Мне было не важно, куда я шла. Спустя некоторое время, я остановилась в саду роз. Лунный свет окрасил красные лепестки в глубокий пурпур, а белые розы сверкали бликами серебра.
— Мой отец вырастил этот сад для моей матери, — сказал Тамлин позади меня.
Я не стала к нему оборачиваться. Когда он остановился рядом со мной, я вогнала ногти в ладони.
— Это был соединяющий подарок.
Я уставилась на цветы, не видя больше ничего. Наверно цветы, которыми дома я разрисовала стол, уже стёрлись или облезли. Может даже Нэста сама счистила их.
Ногти больно впивались в кожу на ладонях. Обеспечил их Тамлин или нет, зачаровал их воспоминания или нет, но я… стёрта из их жизней. Забыта. Я позволила ему стереть меня. Он предложил мне краски, место и время для занятий; он показал мне пруды звёздного света; он спас мне жизнь словно какой-то смертоносный рыцарь из легенд, а я выпила всё это как волшебное вино. Я ничуть не лучше тех фанатичных Детей Благословенных.
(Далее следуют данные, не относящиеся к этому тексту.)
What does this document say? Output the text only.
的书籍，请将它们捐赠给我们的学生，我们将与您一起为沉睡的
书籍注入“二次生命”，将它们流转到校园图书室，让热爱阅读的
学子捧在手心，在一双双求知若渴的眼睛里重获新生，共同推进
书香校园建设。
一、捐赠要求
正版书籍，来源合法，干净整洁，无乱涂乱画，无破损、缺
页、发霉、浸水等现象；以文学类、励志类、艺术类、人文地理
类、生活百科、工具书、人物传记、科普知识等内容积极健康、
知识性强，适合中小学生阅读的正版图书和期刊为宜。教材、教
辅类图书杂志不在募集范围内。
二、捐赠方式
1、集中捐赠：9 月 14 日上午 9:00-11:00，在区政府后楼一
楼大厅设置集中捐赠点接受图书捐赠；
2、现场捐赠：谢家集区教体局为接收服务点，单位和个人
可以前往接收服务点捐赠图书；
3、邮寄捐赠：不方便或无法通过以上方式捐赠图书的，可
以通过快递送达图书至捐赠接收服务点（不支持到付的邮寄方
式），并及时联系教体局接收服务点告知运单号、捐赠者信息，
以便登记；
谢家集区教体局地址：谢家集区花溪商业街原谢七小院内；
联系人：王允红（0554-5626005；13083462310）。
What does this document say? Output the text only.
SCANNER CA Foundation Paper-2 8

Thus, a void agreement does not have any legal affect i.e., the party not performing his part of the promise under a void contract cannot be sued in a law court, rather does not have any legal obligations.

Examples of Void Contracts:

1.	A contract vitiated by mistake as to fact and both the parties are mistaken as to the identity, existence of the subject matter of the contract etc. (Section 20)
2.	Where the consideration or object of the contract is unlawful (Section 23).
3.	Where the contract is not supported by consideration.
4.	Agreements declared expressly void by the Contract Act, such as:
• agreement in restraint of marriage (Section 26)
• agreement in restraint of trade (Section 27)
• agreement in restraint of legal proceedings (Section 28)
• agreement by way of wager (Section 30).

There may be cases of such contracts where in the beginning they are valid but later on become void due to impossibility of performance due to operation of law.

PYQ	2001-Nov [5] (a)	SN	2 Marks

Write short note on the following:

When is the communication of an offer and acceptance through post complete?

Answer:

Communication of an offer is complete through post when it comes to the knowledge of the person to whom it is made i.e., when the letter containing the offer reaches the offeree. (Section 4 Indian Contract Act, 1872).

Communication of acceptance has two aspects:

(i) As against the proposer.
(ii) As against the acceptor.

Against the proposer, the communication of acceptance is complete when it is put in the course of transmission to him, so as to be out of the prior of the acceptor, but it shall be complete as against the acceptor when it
В темноте его маска казалась бронзовой, а изумруды сверкали.
— Ты выглядишь… расстроенной.
Я подошла к ближайшему кусту роз и сорвала одну, в пальцы вонзились шипы. Я проигнорировала боль и стекающую тёплую кровь. У меня никогда не получалось достоверно нарисовать её — никогда не получалось изобразить так, как художники тех шедевров в галерее. Я никогда не смогу нарисовать маленький сад Элэйн у дома так, как помню его я, даже если моя семья меня не помнит.
Он не сделал мне замечания за то, что я сорвала одну из его родительских роз — родители, которых не было так же, как и моих, но которые наверняка любили друг друга и любили его больше, чем мои заботились обо мне. Семья, которая бы предложила занять его место, если бы кто-то пришёл забрать его.
Пальцы обжигало болью, но я не отпустила розу, когда заговорила:
— Я не знаю, почему мне так ужасно стыдно за то, что оставила их. Почему это кажется таким эгоистичным и страшным — рисовать. Я не должна — не должна себя так чувствовать, ведь так? Я знаю, что не должна, но ничего не могу с этим поделать, — роза вяло повисла в моих пальцах. — Все те годы, что я делала всё ради них… А они даже не попытались помешать тебе забрать меня, — вот где она, эта гигантская боль, разрывающая меня пополам, если думать об этом слишком долго. — Я не знаю, почему ожидала от них чего-то подобного — почему поверила в иллюзию Пуки в ту ночь. Я не знаю, почему продолжаю думать об этом. Или почему всё ещё беспокоюсь.